Give any of these shows a listen on a Sunday afternoon, after the newspaper winds down and before you’re tempted by a nap.  They will make you feel happier, smarter and resolutely American.  No small thing. 

Wednesday, January 4, 2012

Up All Night - The Walking Dead

When was the last time you saw something on television that really deeply frightened you (not including anything on C-Span or starring a Kardashian)?

A hazily recalled episode of the Twilight Zone, perhaps the one with ape on the plane wing or the aliens who, it emerged, ate humans?  A little older?  You likely remember the supremely creepy Alfred Hitchcock Presents.  Much younger?  Fresh terrors still haunt you from Are You Afraid of the Dark, which proved the ageless power of puppets and clowns to scare the bejesus out of 8 year-olds.

If you share a taste for being frightened witless in the comfort of your own home, then AMC's series The Walking Dead is right up your alley.  Adapted from an on-going comic book series with the same title, The Walking Dead is the tale of sheriff's deputy Rick Grimes, who wakes from a coma in an abandoned Georgia hospital to a world overrun by -- wait for it -- zombies. And I mean terrifying, flesh-eating, nothing-can-stop them-but-a-bullet-to-the-head, zombies. Legions of them.  With a mere scratch from them, you join their number.

While the vampires breaking out everywhere lately leave me (sorry) cold, zombies are a whole different story for me. A 1964 movie called The Last Man on Earth scared me to death with its tale of a heroic Vincent Price hunting plague-spawned zombies by day and being hunted by them by night.  I’ve been lying awake nights ever since. 

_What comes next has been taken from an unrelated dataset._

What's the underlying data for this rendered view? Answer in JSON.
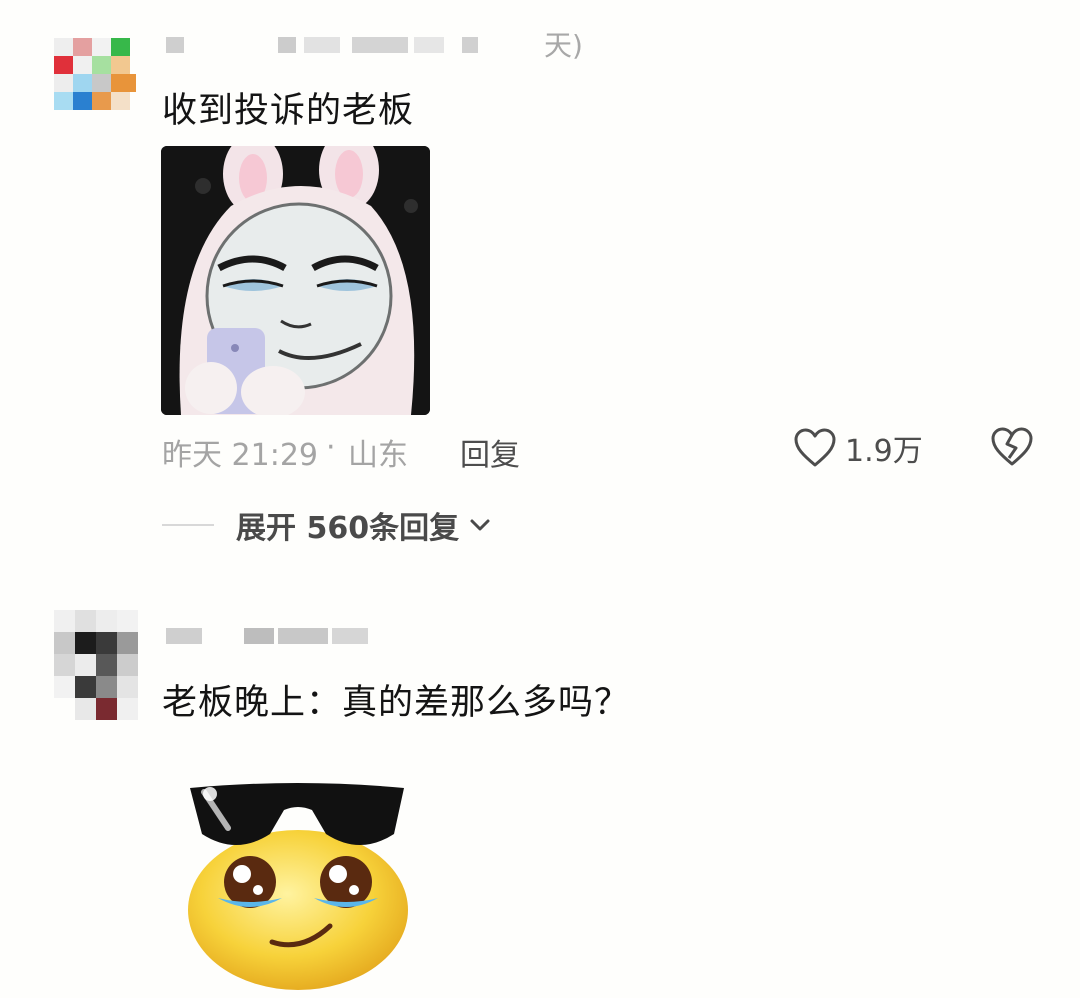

Deputy Grimes is in the same basic pickle as Price was, but this time the virus is a supercharged millennial strain, a “zombie apocalypse. These zombies stay up all night AND all day and show a remarkable, stomach-turning resilience to dismemberment.

A word about the stomach-turning part: The Walking Dead camera never turns away.  But what will stay with you is not the horrific special effects, but the panic you experience as the undead shuffle towards the abandoned car under which the living are hiding, trying to silence their thundering hearts.  No wait – that’s your thundering heart. 

Now in its second season, jump right in whenever you can catch this on demand.  You'll figure it right out. This is television not Dostoevsky.  And resist the urge to find metaphor here.  Zombies are scary enough without standing for something else.